Debbie suddenly finds herself inside the board game she happens to stumble upon in the arcane Curiousity Shop, and wherein the megalomaniac witch Tallulah Bag - T-Bag - keeps her subjects from reading. The key to holding onto her power is "ignorance is bliss", she believes, and Debbie must find the missing letters scattered throughout the game to complete the legend that will oust T-Bag.

This really is a kid's show. It's hard to imagine anyone who didn't first enjoy it in the late '80s/early '90s sharing the same manic enthusiasm. I put on an episode whilst He Who Must Be Obeyed was in the room, and received some very odd looks. "What goes through your head when you're watching this?" he asked, thoroughly baffled.

That's the point. Watching T-Bag transported me back twenty years to simpler times, and I was thrilled to discover that I still loved every minute of Debbie's adventures.
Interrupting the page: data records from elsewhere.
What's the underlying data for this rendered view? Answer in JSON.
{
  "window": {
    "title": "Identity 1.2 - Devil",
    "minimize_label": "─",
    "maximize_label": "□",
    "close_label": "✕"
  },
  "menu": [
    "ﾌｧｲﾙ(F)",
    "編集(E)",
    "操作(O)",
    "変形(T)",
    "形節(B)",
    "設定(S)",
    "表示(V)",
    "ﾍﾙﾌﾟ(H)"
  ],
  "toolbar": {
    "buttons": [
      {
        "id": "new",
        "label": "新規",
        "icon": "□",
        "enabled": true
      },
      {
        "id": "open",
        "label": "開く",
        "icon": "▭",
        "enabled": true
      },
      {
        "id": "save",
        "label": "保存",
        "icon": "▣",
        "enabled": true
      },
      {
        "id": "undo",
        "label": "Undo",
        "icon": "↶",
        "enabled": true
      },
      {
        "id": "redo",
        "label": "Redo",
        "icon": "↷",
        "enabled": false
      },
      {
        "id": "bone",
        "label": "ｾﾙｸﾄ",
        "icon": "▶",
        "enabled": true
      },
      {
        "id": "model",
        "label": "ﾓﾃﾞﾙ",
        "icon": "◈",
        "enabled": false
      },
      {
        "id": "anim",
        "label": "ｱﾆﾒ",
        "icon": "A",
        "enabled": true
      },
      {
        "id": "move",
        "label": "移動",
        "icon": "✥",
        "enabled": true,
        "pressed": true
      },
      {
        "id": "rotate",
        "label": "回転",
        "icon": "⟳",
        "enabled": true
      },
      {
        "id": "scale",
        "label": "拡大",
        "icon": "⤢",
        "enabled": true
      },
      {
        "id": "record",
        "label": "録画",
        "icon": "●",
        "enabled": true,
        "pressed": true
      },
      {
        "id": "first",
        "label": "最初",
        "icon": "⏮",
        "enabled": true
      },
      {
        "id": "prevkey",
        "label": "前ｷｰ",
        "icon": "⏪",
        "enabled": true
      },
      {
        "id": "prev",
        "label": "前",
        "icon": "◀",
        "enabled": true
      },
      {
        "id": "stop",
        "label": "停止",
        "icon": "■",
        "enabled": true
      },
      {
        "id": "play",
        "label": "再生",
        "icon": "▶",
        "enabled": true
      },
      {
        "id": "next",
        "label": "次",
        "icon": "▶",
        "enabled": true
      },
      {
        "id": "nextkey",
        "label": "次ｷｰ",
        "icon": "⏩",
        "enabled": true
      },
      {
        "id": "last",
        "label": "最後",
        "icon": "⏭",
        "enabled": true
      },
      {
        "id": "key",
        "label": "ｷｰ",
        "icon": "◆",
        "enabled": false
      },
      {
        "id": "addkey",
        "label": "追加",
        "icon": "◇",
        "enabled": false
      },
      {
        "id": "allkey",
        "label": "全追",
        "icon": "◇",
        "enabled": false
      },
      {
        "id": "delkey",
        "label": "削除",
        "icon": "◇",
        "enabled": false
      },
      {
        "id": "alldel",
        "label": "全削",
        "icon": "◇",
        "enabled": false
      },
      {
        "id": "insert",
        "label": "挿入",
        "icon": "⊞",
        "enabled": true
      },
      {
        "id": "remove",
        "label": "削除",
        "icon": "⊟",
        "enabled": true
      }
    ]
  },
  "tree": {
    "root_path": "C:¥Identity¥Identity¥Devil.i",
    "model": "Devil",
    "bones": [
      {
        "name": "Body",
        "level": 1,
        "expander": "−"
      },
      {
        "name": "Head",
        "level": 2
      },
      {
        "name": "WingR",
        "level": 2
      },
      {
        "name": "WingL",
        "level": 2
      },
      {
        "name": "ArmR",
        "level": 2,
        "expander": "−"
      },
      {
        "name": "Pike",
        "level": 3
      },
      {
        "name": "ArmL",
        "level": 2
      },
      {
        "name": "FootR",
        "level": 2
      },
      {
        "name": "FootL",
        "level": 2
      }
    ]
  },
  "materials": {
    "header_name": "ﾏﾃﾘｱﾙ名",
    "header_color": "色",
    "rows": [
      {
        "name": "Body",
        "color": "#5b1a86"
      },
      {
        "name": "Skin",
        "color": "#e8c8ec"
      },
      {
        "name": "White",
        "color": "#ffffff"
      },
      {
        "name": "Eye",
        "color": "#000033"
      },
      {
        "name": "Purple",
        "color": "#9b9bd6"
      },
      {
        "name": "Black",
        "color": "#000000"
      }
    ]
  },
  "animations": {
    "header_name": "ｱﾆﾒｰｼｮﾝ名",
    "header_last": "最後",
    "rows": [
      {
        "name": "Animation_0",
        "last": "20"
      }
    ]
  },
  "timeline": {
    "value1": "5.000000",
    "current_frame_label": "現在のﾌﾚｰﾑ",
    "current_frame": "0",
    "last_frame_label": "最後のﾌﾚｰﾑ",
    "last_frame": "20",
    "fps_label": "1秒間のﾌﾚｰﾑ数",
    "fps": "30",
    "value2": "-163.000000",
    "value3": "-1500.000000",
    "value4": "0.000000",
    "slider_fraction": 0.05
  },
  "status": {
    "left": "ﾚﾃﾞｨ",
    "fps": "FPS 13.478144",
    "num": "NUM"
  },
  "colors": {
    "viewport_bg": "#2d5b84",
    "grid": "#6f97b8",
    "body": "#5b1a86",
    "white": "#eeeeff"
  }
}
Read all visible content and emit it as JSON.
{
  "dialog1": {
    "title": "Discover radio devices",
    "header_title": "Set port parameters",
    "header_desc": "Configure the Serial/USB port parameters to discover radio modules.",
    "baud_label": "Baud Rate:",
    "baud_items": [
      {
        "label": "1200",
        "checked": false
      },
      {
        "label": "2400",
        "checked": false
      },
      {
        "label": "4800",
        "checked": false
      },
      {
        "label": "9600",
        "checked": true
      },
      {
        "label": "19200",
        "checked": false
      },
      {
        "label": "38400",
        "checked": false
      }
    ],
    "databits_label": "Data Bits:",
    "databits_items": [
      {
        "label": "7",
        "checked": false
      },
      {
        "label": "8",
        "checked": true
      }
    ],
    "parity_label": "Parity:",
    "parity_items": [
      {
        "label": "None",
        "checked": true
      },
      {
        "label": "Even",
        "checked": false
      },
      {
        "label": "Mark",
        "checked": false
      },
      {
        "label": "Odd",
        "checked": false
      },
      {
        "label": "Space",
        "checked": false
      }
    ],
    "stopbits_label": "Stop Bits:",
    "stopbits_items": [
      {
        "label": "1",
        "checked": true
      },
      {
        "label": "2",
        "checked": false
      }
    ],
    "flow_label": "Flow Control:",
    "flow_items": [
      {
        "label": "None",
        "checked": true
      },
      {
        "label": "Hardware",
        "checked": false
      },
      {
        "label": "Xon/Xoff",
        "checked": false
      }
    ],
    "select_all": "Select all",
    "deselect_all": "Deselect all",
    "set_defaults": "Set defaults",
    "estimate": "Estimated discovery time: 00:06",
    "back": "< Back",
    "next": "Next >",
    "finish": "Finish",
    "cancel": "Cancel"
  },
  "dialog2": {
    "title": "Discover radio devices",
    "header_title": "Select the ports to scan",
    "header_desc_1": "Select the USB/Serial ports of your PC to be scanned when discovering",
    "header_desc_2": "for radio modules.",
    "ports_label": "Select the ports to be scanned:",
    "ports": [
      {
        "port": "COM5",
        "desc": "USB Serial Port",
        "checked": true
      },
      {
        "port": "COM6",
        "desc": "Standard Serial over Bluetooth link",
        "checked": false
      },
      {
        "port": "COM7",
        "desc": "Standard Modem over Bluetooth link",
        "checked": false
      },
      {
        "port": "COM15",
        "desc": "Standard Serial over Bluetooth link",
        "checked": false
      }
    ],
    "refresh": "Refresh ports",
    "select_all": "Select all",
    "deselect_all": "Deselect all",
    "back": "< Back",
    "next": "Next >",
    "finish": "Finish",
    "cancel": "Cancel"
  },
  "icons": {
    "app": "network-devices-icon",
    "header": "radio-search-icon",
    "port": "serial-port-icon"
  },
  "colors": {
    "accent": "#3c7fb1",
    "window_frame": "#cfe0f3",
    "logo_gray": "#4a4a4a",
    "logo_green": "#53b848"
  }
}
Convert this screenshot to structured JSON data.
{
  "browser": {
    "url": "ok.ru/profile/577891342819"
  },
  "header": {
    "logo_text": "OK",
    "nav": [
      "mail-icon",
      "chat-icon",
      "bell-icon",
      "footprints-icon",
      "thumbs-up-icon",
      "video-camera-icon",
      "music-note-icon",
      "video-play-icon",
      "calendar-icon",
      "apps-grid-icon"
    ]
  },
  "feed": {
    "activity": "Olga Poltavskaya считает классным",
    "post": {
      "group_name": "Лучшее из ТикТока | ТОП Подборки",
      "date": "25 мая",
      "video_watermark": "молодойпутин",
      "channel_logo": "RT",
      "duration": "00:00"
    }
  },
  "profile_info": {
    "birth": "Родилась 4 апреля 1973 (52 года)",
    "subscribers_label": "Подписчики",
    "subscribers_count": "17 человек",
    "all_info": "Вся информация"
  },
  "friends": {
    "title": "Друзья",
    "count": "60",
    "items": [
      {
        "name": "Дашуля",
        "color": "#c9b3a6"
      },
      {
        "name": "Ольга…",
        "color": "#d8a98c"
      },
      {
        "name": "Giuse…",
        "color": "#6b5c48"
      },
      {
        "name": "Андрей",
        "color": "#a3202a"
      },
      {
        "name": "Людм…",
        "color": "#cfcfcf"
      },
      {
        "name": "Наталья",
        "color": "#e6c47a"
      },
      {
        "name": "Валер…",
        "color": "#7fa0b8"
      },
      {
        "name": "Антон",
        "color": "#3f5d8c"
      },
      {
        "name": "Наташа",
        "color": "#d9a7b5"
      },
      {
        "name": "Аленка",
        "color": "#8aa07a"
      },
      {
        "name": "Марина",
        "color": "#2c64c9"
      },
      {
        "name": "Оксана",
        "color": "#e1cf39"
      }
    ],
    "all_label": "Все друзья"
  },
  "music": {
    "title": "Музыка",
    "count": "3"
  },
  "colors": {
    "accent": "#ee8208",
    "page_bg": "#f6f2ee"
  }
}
Sometimes going back to the TV of our youth is disappointing - ThunderCats, Dogtanian and the Three Muskehounds, The Mysterious Cities of Gold and Ulysses 31, all firm childhood favourites - left me cold. That same magic just wasn't there; they couldn't hold my attention the way they once did.

T-Bag, on the other hand, is live action, which seems to make all the difference. Elizabeth Estensen's titular villainess Tallulah Bag is a fantastic creation: wicked, deliciously over-the-top, and the funniest thing on the show. (Her constant demands for tea from put upon slave boy T-Shirt put me in mind of He Who Must Be Obeyed. If only I'd known that I'd end up dating an African version of "the old T-Bag"...) She's probably also the reason why this series would be so fondly remembered by gay boys - T-Bag is essentially a very camp, vicious drag queen.

The two children - T-Shirt, and our heroine Debbie - actually look, and sound, like real children, unlike the precocious stage school monsters clogging up our screens nowadays (who said child slavery was dead, eh, Will and Jada?) That I usually find children a huge bore (on screen and off), yet couldn't wait to get to the next episode of T-Bag, says a lot about the show's watchability. The second series, T-Bag Strikes Again, can't come soon enough.

The best thing about this long-awaited DVD release is that it will inevitably find its way into the homes of parents who loved T-Bag's machinations way back then, who now have children of their own. And that really is magical.